But where do the socks go

Teaching your kids to do laundry

Teaching your kids to do laundry

There are two laundry mysteries that plague most people – one, where do those missing socks go, and two, how do bed sheets get so knotted and tangled? This summer if you’re tackling the task of teaching your kids to do laundry you might also be questioning how they managed to shrink everyone’s clothes or dye them an interesting shade. 

Teaching kids to do laundry can be quite the chore, especially when just trying to get them to put their laundry in the hamper or to put it away after it is clean can require asking multiple times. It’s a life skill that is important to learn though and starting early can help kids learn to do laundry the right way so when they’re living on their own, they are preserving their clothes and linens and aren’t spending extra money on high water or energy bills.

READ MORE: 10 house cleaning games for kids

Some of the basic tips and tricks kids need to learn about doing laundry include:

Learning to read labels. Some of the laundry lore that has been passed down from generation to generation is not necessarily correct. For example, some people have been taught by parents and grandparents that bed sheets should be washed on hot. If you check the label of most sheets however, they often say to wash on a delicate cold cycle. Create flash cards or find a laundry symbol chart online, print and post it in the laundry room to help kids learn what the different symbols on labels mean.

Understanding laundry cycles. Every washing machine and dryer has different pre-sets and buttons that have different heat settings, spin cycles, and timer settings associated with them. Show kids how turning dials on the washing machine and dryer to different settings changes what lights are lit on the machine indicating temperatures, speeds, and times. Explain that even though some settings like bedding exist, they may not be the right setting for the item being washed or dried, and that this is why it’s important to always read the label and set washer and dryer cycles accordingly.

Measuring soaps and other additives. All too often people think adding extra soap to the washing machine will result in cleaner clothes. But the opposite is true. It’s important to explain to kids that washing larger mixed loads is ideal so that there is enough laundry in the washing machine for the amount of soap being used. Excessive amounts of soap can leave a residue on clothes, sheets and towels which can make dirt and oil stick to them instead of cleaning them. Washing larger mixed loads also has the added benefit of saving water and energy.
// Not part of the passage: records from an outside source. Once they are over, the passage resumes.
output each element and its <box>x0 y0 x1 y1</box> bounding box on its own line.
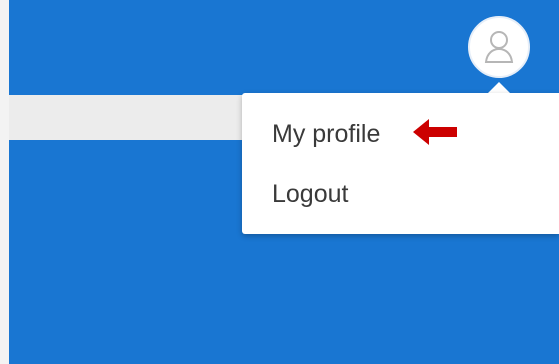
menu-item-my-profile[interactable]: My profile <box>242 105 559 163</box>
menu-item-label: My profile <box>272 119 381 148</box>
search-strip <box>9 95 271 140</box>
menu-item-label: Logout <box>272 179 349 208</box>
left-edge <box>0 0 9 364</box>
user-avatar-button[interactable] <box>468 16 530 78</box>
menu-item-logout[interactable]: Logout <box>242 165 559 223</box>
app-window: My profile Logout <box>0 0 559 364</box>
user-avatar-icon <box>484 31 514 63</box>
left-arrow-icon <box>413 119 457 145</box>
user-dropdown-menu: My profile Logout <box>242 93 559 234</box>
Extend the lifespan of clothes, sheets and towels. Washing on cold and drying on low heat can help prevent clothes from shrinking. Lower heat is less harsh on fabrics and can also help sheets and towels last longer too. Most laundry detergents are formulated to work just as effectively in cold water as warm or hot. And, drying on low for longer can actually use less energy than drying on hot for a short period of time.
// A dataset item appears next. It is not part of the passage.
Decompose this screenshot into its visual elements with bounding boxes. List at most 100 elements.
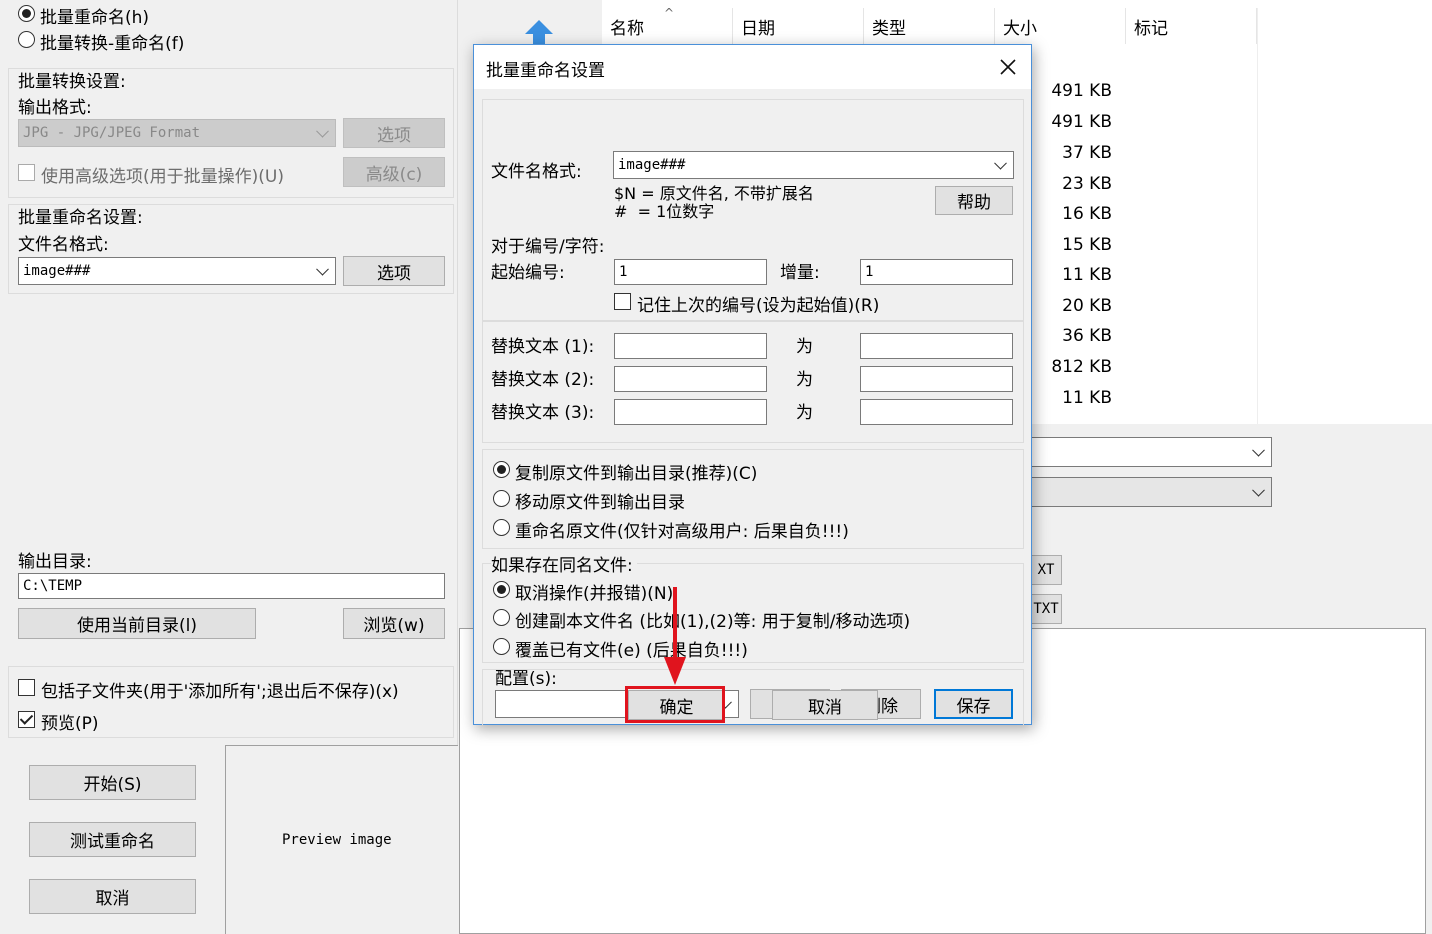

Other tips and tricks. Once kids have tackled laundry basics, it’s time to start learning about stains, ways to prevent wrinkles and other hacks that can make doing laundry easier. Find a stain chart online, print and hang it next to the laundry symbol chart so kids know what product to use on what type of stain for the best results. Teach kids to put small items that easily get lost inside a mesh laundry bag, so no one must hunt for missing socks again. Introduce tools like wool laundry balls and Wad-Free for Bed Sheets to help save time and solve problems like tangled bed sheets that wad up and take multiple dryer cycles to fully dry.